(note: Uploading show right now and it's taking awhile) Today's show is a short video that includes a recap of day one of the Elevator U conference here in Michigan State University. Each year I attend this event I'm amazed at the amount of fun that we have. The support from the vendors and the caliber of presentations also make this event such a success.
Michigan State University and the Kellogg Hotel and Conference Center is a great meeting location and hats off to Bob Schumacher - MSU conference host as well as Terri Flint for coordinating all the details for this years event. Bob, I'm clapping for you right now my friend. Awesome location for sure.
Yesterday, Day 1, I learned a great deal about Watts and lighting and applaud Man-D-Tec for calling out for brighter illumination in elevator cabs. I learned about LED, Halogen, CFC's and Incandescent light bulbs. I also learned that as the US phases out incandescent light bulbs the most likely will be rebranded as heaters and still available.
Brugg, then gave a very involved technical presentation on Wire Rope which I learn something new about every time I sit in on a presentation like this. They've broken down rope life to the number of bends the rope makes instead of the number of hours it runs and pointed to some issues that will shorten rope life dramatically.
Reynolds and Reynolds presented on there battery back up systems for Hydraulic and Traction Elevator Systems. There are some interface requirements that make the units a little more complicated than a simple add on package to any elevator system. They do work with controller manufacturers and can assist in providing information for your next project.
Dick Gregory from Vertex presented next on a ASME and how submit code interpretations, become a member of ASME and assist with helping out with the elevator code. The work that's done by these individuals is extremely important and appreciated.

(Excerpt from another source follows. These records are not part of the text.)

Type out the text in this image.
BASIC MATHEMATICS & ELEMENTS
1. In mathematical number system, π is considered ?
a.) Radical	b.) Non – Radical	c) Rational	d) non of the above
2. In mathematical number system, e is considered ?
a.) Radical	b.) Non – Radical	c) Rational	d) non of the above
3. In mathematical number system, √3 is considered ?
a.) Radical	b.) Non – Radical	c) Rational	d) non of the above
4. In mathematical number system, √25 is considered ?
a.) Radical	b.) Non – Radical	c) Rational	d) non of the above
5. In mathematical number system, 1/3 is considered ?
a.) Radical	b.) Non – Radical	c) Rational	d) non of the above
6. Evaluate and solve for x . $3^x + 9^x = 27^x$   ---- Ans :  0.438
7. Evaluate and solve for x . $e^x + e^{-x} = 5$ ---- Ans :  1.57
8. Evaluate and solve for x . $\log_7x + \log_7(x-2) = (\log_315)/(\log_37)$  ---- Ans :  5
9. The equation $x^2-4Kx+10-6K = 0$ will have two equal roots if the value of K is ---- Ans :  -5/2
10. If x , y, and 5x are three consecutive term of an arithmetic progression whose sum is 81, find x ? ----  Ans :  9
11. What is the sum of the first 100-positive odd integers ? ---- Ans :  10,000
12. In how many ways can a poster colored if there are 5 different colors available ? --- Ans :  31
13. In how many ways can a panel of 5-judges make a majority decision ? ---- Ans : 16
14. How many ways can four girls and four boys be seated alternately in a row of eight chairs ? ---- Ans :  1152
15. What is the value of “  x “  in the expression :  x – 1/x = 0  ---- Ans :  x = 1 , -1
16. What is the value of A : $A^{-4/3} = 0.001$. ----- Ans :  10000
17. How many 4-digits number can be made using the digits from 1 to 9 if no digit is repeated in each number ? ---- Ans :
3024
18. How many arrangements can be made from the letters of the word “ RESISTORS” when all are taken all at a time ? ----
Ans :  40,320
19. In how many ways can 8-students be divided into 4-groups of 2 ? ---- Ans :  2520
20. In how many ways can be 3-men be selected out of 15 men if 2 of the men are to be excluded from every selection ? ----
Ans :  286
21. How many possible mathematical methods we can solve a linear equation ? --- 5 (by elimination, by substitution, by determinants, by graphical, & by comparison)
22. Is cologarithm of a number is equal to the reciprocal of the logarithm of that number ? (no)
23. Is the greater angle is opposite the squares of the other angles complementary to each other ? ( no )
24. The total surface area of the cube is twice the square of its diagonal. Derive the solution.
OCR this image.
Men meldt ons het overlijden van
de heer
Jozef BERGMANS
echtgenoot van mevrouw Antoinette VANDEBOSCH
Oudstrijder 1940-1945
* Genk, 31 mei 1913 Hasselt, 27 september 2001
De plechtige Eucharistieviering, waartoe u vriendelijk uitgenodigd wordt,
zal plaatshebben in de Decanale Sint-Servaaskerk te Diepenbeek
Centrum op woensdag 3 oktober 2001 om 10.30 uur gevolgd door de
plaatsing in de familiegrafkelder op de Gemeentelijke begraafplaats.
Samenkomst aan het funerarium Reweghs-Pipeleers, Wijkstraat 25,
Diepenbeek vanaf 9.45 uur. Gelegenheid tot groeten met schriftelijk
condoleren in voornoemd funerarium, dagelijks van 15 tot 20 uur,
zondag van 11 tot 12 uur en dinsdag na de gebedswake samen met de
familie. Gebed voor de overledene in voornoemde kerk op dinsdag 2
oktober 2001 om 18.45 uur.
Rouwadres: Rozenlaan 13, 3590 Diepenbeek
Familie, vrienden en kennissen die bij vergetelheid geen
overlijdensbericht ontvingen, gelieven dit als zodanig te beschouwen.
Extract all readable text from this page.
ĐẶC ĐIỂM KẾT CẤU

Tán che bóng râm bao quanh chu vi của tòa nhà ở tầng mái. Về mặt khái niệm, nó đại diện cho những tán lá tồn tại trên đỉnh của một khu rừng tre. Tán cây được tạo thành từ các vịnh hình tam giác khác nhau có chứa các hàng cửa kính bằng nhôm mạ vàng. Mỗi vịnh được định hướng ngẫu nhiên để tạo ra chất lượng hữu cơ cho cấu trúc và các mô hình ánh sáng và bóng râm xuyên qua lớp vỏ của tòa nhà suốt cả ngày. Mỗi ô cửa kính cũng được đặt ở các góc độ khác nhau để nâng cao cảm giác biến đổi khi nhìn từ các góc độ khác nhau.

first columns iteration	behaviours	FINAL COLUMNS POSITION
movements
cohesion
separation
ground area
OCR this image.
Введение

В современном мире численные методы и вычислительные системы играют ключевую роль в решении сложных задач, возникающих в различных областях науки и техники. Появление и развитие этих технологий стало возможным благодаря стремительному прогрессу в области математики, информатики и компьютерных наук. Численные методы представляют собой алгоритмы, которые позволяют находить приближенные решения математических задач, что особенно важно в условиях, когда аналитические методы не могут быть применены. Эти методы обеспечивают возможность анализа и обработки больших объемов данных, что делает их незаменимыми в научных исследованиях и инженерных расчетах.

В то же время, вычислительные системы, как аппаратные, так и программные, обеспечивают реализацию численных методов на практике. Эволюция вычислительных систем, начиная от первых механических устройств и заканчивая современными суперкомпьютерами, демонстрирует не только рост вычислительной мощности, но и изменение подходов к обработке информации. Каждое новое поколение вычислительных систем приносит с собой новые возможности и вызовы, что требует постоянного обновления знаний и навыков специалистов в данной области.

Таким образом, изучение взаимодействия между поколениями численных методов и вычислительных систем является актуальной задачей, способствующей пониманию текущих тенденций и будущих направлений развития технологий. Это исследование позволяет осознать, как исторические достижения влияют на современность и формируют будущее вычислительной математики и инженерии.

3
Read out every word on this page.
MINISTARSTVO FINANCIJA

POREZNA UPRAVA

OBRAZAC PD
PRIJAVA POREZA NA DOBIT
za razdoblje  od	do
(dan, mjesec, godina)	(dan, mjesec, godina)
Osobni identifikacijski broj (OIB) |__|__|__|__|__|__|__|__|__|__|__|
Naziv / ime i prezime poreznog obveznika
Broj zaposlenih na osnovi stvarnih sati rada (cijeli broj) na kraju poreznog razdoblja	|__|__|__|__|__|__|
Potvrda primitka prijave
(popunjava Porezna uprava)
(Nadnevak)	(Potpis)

David Flint from Michigan State University ran a cracker barrel session that included both a university architect and ADA specialists. Great insight as to what goes on behind the scenes when accessibility on colleges and universities is considered. Dave did a great job and two key points that came out of the presentation are that we all need to do a better job at making buildings accessible and that the various departments need to work together; architects, ADA team leaders and the other various facilities groups so that we're all on the same page.
The night came to a close after the pair of dueling piano's provided some excellent entertainment which once again confirmed that we know how to have a fun time.